The highlight of my day finally arrives: presentations by two time Caldecott Honor Illustrator, Marla Frazee. Coming up with the perfect illustration to "dance with the words" is certainly no easy task, but Marla does a marvelous job illuminating her working process, and challenges us illustrators to "always mine the scene for emotion." Her powerpoint presentation shows us the staggering amount of drafts and revisions it takes before the final artwork is achieved. She even shows us a photograph of a three-dimensional model house she constructed -- just so she would know the environment in which her characters lived!
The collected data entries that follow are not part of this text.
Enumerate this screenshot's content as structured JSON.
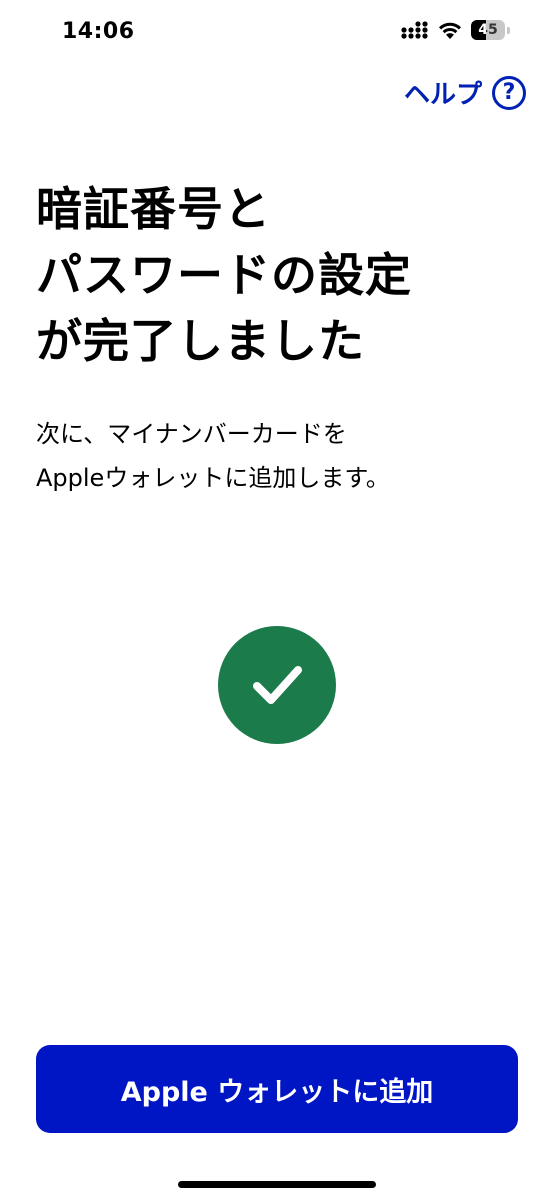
{
  "status_bar": {
    "time": "14:06",
    "battery_level": "45",
    "battery_percent": 45,
    "icons": [
      "signal-icon",
      "wifi-icon",
      "battery-icon"
    ]
  },
  "help": {
    "label": "ヘルプ",
    "icon_glyph": "?",
    "icon": "question-circle-icon"
  },
  "title_lines": [
    "暗証番号と",
    "パスワードの設定",
    "が完了しました"
  ],
  "description_lines": [
    "次に、マイナンバーカードを",
    "Appleウォレットに追加します。"
  ],
  "success_icon": "checkmark-circle-icon",
  "primary_button": {
    "label": "Apple ウォレットに追加"
  },
  "colors": {
    "accent": "#0021b3",
    "button_background": "#0016c4",
    "success": "#1b7b4b",
    "text": "#000000",
    "background": "#ffffff"
  }
}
The amount of thought she puts into each project is unbelievable. Ms. Frazee is a living testament for us illustrators: success doesn't come easy, but if you put in your work it can come.

After an amazing Q&A panel and book signing extravaganza, the day is finally done and I'm exhausted! I stumble to the Illustrator's tables to pack up my stuff. Just then, an elderly woman approaches and asks if I would help jump-start her car. With the amount of good fortune I've had today, I quickly agree. As we stroll into the winter parking lot she thanks me again and says that this kindness will earn stars for my crown. The phrase makes me smile. Not necessary, I tell her - I'll gladly do it anyway. But she insists and I don't press the issue.


So that sums it up. I'd like to thank all the people with the Austin SCBWI who volunteered their time and made this event such a huge success! I'd also like to congratulate Debbie Gonzales for her position as the new Regional Advisor, and incoming Illustrator Chair (and friend) Mark Mitchell, who has guided me along this path. I look forward to seeing many of you at future events.

Breakfast with Austin SCBWI Crew
Foreground: Marla Frazee (peach colored shirt & necklace)
Midground: Moi! (burgundy sweater)
Background: Mark McVeigh (bald dude in suit, standing near door) speaking with fellow illustrators Erik Kuntz and Don Tate.